肝虚血再灌流障害は、血流再開後の類洞内再酸素化に起因する白血球膠着、微小血栓、ならびにそれらによって引き起こされる類洞血流低下に特徴づけられる肝微小循環障害がその成因となることが知られている。肝微小循環の研究では、かつては固定標本を用いた組織学検討や、臓器全体を対象とした血流測定がほとんどであり、個々の血球や類洞血流に着目した研究は困難とされていた。われわれは生体蛍光顕微鏡を用いた肝微小循環観察システムを構築することにより、生理的な循環動態を保持したまま血球動態や血流分布を定量的に測定することにより再灌流障害のメカニズムならびに予防法について報告してきた。蛍光染色した白血球を観察すると、血流再開後の類洞内で転がり(Rolling)、内皮と膠着(Stagnation)して類洞血流を阻害することが判明した。この白血球と類洞内皮との相互作用がサイトカイン分泌を促進し、内皮接着分子を発現させて、その後の白血球浸潤や肝細胞アポトーシスを引き起こすことが明らかとなった。
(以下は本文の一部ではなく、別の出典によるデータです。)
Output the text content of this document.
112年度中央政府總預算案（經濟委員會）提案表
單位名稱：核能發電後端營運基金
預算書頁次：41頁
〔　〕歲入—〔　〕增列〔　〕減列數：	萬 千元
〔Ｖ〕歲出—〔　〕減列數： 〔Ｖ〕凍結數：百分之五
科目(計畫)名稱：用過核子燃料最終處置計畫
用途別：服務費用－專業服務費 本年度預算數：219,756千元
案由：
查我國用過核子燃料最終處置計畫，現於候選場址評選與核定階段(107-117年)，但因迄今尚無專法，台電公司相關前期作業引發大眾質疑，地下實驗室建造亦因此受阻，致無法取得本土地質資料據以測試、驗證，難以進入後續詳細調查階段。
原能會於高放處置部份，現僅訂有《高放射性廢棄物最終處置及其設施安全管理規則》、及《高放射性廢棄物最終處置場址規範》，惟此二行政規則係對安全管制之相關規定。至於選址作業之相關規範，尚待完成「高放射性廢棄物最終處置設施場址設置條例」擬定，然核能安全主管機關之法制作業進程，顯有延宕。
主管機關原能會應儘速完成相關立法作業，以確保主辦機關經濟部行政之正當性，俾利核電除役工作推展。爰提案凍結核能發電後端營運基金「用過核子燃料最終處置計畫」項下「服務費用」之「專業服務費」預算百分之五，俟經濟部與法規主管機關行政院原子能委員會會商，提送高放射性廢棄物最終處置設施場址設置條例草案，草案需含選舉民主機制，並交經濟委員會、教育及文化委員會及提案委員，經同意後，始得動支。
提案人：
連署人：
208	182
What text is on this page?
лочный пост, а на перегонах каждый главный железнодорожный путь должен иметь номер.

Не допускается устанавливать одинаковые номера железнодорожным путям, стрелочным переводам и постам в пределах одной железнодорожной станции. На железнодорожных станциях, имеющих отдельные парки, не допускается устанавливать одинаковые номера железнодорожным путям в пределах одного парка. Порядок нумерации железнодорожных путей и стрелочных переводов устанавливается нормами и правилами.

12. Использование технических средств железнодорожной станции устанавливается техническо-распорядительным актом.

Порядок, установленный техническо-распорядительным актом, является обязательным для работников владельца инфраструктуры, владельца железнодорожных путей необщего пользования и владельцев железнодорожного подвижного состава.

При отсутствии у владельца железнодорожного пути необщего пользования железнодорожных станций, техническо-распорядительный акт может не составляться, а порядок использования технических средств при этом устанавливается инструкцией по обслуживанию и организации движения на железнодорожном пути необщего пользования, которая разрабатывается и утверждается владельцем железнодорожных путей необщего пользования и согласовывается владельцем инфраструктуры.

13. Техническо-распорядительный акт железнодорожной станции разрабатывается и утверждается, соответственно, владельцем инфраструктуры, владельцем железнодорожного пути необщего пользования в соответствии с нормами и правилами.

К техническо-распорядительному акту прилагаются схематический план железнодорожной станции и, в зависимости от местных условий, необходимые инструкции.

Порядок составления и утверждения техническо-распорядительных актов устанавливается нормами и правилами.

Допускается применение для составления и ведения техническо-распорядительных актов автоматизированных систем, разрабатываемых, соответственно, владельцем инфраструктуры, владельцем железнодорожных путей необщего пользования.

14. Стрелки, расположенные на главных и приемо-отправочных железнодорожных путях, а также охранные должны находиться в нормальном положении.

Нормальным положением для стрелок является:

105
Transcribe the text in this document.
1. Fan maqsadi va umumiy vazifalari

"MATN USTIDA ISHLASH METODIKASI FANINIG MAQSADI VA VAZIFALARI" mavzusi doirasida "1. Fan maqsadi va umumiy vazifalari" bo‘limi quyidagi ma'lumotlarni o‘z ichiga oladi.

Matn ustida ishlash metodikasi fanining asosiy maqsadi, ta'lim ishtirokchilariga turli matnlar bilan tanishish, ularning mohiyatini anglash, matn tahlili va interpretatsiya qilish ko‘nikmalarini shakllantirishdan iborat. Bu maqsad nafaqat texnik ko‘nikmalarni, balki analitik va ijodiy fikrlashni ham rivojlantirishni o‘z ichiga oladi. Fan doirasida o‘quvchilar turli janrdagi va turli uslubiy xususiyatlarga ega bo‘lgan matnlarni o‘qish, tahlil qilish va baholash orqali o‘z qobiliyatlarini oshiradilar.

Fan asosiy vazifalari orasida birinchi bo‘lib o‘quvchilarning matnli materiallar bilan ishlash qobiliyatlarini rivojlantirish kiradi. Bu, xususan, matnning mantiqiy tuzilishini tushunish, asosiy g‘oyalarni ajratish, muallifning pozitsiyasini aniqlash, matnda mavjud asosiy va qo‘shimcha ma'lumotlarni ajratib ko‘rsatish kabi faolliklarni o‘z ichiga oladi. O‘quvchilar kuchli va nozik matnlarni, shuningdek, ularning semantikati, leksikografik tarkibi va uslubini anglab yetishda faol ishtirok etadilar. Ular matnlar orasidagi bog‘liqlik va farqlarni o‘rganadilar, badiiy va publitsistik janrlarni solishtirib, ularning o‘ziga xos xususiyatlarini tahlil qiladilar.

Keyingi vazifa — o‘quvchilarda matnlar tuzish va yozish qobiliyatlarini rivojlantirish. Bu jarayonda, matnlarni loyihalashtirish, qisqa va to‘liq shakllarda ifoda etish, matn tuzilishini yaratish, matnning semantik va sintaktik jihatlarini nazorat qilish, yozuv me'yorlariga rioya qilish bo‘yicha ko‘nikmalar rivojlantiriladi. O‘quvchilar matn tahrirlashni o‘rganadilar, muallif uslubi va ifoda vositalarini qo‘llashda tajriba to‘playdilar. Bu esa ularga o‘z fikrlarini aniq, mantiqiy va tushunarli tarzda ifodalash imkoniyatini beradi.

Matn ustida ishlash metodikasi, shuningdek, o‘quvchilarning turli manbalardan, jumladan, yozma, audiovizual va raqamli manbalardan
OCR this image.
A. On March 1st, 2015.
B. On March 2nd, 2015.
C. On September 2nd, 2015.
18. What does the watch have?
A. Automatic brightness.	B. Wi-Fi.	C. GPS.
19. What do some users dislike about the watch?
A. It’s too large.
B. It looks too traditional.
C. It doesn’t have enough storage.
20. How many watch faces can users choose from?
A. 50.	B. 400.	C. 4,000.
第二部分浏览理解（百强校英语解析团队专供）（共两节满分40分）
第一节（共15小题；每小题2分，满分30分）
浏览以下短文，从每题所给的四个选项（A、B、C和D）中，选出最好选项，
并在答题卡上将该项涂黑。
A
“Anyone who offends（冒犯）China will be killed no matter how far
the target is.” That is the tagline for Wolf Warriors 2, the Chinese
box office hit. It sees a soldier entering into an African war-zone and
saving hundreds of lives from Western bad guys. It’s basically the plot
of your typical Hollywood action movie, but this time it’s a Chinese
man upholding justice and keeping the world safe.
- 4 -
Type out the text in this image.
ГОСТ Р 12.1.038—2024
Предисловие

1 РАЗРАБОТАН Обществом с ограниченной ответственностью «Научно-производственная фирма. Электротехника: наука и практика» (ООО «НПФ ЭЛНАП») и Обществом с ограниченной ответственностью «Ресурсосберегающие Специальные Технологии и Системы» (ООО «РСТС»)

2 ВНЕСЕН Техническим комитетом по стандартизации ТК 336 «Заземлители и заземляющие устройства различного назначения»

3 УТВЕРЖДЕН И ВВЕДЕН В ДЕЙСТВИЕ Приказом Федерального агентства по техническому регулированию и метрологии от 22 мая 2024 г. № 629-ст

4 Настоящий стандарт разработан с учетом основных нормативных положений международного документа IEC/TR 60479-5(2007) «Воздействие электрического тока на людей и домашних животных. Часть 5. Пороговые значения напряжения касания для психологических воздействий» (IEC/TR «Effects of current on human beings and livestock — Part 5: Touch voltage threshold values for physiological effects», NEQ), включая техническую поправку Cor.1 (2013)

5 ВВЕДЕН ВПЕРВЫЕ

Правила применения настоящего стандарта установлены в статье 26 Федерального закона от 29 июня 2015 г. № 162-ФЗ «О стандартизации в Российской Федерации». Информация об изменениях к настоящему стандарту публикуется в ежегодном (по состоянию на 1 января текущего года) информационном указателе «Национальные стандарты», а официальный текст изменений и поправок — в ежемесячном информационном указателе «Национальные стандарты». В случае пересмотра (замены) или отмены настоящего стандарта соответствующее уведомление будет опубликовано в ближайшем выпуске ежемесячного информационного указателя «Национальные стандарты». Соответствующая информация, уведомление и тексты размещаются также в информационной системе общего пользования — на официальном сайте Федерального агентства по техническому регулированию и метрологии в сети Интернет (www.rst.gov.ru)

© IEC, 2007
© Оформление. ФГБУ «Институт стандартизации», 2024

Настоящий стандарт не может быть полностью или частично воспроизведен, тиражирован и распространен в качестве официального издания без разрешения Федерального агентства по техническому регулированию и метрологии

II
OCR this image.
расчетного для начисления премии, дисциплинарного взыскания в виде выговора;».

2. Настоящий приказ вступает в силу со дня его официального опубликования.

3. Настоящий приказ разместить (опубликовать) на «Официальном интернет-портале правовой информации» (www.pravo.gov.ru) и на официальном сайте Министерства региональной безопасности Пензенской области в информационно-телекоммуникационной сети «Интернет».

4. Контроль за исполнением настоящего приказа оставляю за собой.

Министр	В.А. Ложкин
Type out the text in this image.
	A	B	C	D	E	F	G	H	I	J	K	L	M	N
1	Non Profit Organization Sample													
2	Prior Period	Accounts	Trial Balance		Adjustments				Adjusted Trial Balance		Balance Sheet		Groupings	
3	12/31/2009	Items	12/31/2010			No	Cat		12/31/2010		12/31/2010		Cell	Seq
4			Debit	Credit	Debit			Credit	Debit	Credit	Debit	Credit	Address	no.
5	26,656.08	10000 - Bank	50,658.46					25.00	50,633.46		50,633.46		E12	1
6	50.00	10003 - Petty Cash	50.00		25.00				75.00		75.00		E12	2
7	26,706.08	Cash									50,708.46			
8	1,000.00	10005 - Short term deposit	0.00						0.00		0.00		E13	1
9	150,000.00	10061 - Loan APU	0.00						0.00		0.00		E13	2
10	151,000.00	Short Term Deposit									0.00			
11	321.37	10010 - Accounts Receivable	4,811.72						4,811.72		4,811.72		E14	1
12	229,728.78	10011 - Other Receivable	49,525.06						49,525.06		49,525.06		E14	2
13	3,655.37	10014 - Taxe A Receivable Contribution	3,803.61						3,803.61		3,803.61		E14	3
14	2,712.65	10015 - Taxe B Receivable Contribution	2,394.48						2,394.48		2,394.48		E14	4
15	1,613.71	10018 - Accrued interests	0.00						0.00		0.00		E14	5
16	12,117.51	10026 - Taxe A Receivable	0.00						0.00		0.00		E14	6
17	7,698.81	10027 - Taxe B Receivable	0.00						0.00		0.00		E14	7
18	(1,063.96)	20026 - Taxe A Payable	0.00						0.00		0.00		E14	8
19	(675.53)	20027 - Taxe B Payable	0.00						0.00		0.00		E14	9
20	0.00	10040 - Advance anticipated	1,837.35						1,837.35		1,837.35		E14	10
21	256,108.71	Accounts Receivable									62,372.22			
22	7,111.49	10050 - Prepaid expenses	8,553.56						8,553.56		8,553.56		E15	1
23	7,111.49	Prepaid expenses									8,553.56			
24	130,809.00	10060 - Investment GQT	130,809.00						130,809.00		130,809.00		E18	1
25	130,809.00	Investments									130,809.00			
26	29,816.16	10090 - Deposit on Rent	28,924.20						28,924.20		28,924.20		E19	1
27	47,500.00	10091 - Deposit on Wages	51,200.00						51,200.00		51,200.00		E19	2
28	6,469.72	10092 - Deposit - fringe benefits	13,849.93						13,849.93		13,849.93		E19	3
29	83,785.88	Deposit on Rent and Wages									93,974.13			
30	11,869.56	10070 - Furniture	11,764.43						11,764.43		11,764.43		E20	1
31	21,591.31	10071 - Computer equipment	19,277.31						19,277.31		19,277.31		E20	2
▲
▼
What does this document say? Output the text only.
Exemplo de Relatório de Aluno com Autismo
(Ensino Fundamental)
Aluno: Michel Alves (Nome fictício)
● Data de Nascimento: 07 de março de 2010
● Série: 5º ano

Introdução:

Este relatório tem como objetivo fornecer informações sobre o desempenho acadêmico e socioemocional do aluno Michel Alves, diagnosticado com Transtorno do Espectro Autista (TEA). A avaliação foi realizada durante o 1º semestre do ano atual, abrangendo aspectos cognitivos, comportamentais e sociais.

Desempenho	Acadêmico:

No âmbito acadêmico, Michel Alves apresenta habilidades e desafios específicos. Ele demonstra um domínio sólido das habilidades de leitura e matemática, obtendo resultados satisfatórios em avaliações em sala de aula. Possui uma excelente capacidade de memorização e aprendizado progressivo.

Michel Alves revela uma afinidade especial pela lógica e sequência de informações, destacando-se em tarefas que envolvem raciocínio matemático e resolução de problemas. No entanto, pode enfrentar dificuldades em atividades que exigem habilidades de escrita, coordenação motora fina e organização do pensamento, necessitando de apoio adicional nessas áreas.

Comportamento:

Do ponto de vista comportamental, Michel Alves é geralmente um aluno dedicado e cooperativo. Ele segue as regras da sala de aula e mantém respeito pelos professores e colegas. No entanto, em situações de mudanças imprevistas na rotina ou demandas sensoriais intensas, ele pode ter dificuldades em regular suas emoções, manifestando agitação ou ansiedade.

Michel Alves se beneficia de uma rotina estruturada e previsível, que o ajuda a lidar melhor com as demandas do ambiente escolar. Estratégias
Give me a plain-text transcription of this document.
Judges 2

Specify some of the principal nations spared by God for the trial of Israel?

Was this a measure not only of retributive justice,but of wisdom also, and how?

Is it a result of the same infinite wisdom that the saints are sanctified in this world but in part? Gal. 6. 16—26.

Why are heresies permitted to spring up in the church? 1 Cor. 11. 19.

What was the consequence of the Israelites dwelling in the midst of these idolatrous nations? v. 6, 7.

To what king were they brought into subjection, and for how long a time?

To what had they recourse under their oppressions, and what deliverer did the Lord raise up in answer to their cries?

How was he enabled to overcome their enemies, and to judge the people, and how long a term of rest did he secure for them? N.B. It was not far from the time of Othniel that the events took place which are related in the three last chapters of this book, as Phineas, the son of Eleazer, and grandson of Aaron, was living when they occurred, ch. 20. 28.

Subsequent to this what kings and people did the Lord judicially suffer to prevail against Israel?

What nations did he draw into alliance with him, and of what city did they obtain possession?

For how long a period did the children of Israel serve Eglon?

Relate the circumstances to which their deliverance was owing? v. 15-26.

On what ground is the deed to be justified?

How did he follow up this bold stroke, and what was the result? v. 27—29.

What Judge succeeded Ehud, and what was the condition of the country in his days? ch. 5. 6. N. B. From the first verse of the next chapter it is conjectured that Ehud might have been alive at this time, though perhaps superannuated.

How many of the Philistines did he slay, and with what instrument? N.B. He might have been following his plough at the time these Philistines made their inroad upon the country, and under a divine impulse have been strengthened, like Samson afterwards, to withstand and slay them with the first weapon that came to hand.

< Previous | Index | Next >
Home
さらに蛍光技術の進歩により血小板やクッパー細胞をそれぞれ標識できるようになると、血流再開数分後から血小板は白血球膠着に先行して類洞内皮と膠着し門脈領域近傍(peri-portal)のクッパー細胞と結合して類洞血流を低下させることが判明した。クッパー細胞を除去した個体では膠着血小板数が大幅に減少して再灌流障害も軽減することから、血小板とクッパー細胞の相互作用が、一連の類洞内微小循環障害の端緒となっていることが考えられた。さらに近年増加してきている脂肪肝に着目し、軽度ならびに中等度の脂肪肝モデルを作成して脂肪沈着量の違いによる肝虚血再灌流障害の変化を検討した。脂肪肝では類洞の狭小化、蛇行による類洞灌流低下に加えて、脂肪化が進行するとクッパー細胞の発現が顕著となるため脂肪量に応じて再灌流障害も増大することが予想されたが、軽度の脂肪肝では再灌流障害が軽減するという興味深い結果が得られた。生体蛍光顕微鏡を用いて類洞内動態を把握することにより、どこまで虚血再灌流障害のメカニズムに迫ることができるのか、これまで得られた画像ととそれに関連する生化学的、組織学的データと併せて供覧し討議したい。